Dalam Islam, nisbah merupakan salah satu istilah ekonomi dalam Islam yang merujuk pada besaran pembagian hasil usaha.

Menurut Sri Nurhayati dalam Ismawati (2018) nisbah adalah besaran yang digunakan untuk membagi keuntungan.

Dengan demikian, nisbah merupakan gambaran besarnya imbalan yang berhak diterima oleh shahibul maal (pemilik modal) dan mudharib (pengelola modal).

Besarnya nisbah atau rasio bagi hasil ini biasanya disepakati saat akad bagi hasil antara shahibul maal (pemilik modal) dan mudharib (pengelola modal) dengan merujuk pada adanya kemungkinan untung rugi.

Kesepakatan ini diperlukan agar salah satu pihak tidak merasa dirugikan. Allah berfirman dalam surat An-Nisaa’ ayat 29 yang artinya,

“Hai orang yang beriman! Janganlah kalian saling memakan (mengambil) harta sesamamu dengan jalan yang batil, kecuali dengan jalan perniagaan yang berlaku dengan sukarela di antaramu … “ (QS. An-Nisaa’ : 29)

Bagaimanakah hukum nisbah dalam Islam?

Hukum nisbah dalam Islam adalah dibolehkan bahkan disyariatkan. Salah satu dalil yang mendasarinya adalah hadits berikut.
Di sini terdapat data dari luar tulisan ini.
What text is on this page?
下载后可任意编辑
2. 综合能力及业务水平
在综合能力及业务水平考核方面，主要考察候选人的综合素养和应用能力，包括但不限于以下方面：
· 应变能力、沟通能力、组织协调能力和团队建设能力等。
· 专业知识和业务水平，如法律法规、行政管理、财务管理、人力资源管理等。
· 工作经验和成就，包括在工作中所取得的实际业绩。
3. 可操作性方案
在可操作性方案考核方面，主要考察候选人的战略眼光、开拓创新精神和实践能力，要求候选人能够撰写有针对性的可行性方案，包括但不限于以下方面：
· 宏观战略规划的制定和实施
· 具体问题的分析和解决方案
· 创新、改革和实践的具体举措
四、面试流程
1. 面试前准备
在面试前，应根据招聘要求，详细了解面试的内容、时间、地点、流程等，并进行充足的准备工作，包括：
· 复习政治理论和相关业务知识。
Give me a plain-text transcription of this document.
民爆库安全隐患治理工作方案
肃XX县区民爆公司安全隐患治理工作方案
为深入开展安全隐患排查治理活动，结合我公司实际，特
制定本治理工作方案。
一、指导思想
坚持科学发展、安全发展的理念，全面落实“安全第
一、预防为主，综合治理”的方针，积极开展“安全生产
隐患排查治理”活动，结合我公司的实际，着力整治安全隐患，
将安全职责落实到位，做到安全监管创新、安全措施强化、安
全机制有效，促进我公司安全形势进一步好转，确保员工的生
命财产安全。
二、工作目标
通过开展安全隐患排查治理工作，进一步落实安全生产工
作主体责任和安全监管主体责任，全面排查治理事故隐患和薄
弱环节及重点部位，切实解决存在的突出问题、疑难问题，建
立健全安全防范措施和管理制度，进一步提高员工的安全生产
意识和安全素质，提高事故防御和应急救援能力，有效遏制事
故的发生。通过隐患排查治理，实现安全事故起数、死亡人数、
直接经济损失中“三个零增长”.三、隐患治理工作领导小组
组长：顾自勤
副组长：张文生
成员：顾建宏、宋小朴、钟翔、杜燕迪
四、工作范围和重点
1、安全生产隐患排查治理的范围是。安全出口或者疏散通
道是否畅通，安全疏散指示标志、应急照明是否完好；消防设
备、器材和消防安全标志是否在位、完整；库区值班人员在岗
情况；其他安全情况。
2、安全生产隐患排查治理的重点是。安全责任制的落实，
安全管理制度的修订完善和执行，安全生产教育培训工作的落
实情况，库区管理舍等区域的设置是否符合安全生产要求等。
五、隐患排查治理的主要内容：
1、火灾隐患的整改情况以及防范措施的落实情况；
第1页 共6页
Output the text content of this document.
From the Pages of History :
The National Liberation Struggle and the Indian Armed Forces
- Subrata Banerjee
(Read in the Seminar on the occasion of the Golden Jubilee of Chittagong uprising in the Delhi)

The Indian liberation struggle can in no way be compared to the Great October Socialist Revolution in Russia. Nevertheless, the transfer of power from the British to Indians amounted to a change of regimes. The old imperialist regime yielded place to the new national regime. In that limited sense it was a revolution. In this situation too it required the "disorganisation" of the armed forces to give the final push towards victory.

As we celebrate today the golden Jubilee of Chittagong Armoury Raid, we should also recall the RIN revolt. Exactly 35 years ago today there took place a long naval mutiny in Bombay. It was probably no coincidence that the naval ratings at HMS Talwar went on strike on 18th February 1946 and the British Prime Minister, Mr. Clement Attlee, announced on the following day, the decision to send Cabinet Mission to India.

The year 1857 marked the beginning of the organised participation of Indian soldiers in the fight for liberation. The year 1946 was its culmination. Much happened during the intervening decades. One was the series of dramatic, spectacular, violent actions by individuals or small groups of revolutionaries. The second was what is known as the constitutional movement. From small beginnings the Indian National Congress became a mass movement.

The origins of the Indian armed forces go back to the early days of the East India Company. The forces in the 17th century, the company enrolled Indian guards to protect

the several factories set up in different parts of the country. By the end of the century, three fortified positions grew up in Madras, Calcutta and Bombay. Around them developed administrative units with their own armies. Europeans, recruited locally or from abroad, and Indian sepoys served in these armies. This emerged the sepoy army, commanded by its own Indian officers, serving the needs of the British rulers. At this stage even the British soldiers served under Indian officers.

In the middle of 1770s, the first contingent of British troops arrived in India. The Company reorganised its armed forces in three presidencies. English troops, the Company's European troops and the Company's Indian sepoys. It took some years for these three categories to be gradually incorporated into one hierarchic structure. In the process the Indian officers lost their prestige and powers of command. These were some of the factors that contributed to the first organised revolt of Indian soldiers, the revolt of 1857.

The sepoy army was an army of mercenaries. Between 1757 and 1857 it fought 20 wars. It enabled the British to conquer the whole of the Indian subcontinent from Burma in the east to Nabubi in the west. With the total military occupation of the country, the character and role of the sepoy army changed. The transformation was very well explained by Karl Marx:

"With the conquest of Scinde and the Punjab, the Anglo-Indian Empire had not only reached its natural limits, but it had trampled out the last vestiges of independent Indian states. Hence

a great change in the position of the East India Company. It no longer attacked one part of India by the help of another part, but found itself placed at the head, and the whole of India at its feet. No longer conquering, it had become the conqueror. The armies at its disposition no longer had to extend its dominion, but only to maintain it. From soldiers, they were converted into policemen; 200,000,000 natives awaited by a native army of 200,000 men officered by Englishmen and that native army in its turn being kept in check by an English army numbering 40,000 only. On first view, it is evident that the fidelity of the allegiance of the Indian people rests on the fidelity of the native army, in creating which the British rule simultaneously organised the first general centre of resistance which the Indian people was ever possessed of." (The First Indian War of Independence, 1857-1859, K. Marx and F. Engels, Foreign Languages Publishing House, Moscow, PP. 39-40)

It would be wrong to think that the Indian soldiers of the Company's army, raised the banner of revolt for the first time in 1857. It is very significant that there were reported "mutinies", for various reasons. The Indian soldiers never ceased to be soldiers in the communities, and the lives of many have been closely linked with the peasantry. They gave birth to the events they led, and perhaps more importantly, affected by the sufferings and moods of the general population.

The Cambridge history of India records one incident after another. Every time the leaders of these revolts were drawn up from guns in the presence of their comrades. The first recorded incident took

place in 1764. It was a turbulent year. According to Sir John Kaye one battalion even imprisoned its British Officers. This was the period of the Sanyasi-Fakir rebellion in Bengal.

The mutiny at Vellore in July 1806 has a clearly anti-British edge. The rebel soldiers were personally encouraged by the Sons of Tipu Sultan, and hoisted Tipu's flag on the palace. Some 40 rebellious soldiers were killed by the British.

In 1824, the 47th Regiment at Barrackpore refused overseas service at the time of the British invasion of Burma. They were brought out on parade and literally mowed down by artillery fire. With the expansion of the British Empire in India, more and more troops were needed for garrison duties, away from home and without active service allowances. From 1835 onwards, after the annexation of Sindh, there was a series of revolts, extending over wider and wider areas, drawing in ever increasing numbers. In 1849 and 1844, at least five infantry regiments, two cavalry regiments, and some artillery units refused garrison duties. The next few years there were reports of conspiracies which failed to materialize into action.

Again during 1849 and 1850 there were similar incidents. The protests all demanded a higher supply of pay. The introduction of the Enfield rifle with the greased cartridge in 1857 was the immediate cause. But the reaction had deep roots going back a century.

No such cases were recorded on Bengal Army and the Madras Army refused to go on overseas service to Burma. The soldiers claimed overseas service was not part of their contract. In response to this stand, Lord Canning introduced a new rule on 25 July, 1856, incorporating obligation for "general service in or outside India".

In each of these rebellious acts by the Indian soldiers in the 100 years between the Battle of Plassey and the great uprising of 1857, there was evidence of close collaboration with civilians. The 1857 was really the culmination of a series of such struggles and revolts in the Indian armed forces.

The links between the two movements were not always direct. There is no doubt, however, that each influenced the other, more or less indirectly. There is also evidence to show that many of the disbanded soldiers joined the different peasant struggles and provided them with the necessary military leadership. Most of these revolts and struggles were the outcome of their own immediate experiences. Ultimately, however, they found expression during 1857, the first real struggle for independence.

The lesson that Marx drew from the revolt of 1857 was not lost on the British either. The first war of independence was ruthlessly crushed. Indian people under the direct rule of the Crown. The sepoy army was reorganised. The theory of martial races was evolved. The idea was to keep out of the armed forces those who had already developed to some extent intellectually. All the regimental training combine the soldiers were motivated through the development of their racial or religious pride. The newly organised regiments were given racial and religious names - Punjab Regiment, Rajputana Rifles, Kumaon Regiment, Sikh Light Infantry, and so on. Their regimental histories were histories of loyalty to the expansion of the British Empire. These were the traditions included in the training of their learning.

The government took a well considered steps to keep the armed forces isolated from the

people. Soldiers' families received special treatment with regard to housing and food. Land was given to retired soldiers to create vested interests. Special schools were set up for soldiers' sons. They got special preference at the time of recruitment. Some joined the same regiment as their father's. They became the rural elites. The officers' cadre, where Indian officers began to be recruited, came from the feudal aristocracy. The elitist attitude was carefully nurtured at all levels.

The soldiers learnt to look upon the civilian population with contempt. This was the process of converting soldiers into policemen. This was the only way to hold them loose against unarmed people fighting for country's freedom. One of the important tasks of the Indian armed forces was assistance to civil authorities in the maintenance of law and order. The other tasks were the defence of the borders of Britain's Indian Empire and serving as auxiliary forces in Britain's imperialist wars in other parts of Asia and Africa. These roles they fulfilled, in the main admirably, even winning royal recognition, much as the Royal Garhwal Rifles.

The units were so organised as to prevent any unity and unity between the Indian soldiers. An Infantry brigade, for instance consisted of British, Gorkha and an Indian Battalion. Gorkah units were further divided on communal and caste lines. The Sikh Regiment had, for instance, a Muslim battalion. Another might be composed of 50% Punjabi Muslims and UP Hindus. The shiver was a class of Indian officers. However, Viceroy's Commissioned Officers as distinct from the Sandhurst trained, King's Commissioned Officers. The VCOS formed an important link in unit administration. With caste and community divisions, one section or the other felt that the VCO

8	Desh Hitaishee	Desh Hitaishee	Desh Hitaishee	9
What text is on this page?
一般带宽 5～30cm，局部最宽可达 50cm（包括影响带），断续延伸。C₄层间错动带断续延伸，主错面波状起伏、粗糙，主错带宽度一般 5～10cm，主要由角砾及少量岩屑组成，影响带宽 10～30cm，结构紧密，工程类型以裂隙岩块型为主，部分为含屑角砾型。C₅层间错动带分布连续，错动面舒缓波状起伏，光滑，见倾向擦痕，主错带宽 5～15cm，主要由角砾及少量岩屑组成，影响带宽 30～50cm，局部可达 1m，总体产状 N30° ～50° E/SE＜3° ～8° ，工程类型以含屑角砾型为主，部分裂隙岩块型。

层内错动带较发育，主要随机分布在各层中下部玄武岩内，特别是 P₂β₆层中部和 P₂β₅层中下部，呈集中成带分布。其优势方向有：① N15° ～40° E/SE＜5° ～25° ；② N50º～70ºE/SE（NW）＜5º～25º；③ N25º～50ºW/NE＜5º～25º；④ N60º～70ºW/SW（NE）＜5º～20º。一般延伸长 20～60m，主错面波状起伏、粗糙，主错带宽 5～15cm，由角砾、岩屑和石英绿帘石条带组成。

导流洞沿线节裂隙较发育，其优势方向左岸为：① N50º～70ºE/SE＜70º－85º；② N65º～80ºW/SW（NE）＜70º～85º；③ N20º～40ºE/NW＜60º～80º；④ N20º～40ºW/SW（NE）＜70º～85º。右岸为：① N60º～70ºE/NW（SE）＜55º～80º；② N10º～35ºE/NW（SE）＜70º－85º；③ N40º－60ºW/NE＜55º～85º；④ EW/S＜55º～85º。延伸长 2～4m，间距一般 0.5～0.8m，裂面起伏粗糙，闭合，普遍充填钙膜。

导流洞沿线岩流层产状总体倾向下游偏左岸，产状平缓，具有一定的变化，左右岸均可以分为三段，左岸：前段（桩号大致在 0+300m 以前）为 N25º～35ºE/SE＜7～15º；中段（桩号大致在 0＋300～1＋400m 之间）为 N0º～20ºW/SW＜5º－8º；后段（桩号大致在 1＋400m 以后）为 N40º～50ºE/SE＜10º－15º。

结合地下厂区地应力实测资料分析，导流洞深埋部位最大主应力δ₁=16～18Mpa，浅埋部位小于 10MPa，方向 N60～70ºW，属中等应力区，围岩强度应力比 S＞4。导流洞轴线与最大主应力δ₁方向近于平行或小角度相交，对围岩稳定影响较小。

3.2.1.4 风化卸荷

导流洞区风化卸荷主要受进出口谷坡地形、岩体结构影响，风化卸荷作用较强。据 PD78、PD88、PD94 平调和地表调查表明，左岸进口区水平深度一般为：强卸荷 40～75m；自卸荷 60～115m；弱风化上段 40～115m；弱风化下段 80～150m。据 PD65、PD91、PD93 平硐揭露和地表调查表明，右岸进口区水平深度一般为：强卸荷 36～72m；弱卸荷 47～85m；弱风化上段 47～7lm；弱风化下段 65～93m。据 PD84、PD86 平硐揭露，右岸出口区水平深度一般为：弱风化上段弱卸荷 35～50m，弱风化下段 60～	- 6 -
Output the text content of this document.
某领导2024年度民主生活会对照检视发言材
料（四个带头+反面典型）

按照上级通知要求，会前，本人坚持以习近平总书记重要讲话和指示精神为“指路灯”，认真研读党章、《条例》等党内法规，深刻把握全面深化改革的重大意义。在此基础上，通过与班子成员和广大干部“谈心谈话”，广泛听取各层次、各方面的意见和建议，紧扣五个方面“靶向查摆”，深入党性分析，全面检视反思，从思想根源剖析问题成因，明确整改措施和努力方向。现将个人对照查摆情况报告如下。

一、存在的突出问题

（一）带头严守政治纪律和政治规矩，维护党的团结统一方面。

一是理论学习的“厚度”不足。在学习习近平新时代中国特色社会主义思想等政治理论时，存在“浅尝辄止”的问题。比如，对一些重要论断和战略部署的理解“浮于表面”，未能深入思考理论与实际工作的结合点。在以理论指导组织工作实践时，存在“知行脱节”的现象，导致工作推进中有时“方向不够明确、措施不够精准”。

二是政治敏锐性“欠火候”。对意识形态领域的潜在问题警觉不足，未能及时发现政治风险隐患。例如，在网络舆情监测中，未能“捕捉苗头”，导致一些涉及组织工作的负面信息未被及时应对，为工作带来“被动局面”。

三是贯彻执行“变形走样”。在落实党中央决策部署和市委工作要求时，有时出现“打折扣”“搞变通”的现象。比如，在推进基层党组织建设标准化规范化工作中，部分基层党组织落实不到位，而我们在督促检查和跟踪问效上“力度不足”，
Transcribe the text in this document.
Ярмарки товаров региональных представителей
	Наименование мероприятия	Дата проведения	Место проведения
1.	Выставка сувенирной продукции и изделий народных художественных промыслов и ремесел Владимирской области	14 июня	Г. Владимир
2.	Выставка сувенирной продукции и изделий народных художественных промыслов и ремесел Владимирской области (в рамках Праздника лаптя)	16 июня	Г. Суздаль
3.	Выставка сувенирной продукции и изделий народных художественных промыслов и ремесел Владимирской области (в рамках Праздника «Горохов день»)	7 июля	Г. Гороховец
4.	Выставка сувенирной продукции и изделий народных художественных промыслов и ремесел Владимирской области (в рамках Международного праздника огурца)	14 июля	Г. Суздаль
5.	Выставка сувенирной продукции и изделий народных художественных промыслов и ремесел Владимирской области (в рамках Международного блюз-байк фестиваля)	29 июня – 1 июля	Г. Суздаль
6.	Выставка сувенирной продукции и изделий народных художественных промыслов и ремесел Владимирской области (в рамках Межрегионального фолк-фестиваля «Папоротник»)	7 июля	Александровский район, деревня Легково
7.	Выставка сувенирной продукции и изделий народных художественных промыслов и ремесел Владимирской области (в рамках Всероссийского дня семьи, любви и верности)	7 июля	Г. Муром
“Abbas bin Abdul Muthalib jika menyerahkan harta sebagai mudharabah, ia mensyaratkan kepada mudharib-nya agar tidak mengurangi lautan dan tidak menuruni lembah, serta tidak membeli hewan ternak. Jika persyaratan itu dilanggar, ia (mudharib) harus menanggung resikoya. Ketika persyaratan yang ditetapkan Abbas itu didengar Rasulullah, beliau membenarkannya.” (HR. Thabrani dari Ibnu Abbas).

Hal-hal yang harus diperhatikan

Hal-hal yang harus diperhatikan dalam nisbah bagi hasil adalah sebagai berikut.

1. Persentase nisbah

Pembagian keuntungan harus didasarkan atas kesepakatan antara shahibul maal (pemilik modal) dan mudharib (pengelola modal) yang dituangkan dalam bentuk persentase dan bukan nilai nominal tertentu.

Jika dalam akad tidak dijelaskan besarnya persentase masing-masing pihak, maka persentase pembagiannya menjadi 50% dan 50%.  

Jika terjadi perubahan nisbah, maka harus dilakukan berdasarkan kesepakatan  antara shahibul maal (pemilik modal) dan mudharib (pengelola modal)

2. Bagi untung dan bagi rugi

Besaran yang diperoleh kedua belah pihak akan sangat tergantung pada kinerja riil usaha yang dijalankan.

Apabila usaha yang dikelola mudharib memperoleh untung besar maka kedua belah pihak pun akan memperoleh bagian yang besar pula. Begitu juga sebaliknya.

Karena itu, nisbah keuntungan harus ditentukan juga dalam bentuk persentase dan bukan dalam bentuk nilai nominal tertentu. Hal ini merupakan salah satu cara menghindari riba.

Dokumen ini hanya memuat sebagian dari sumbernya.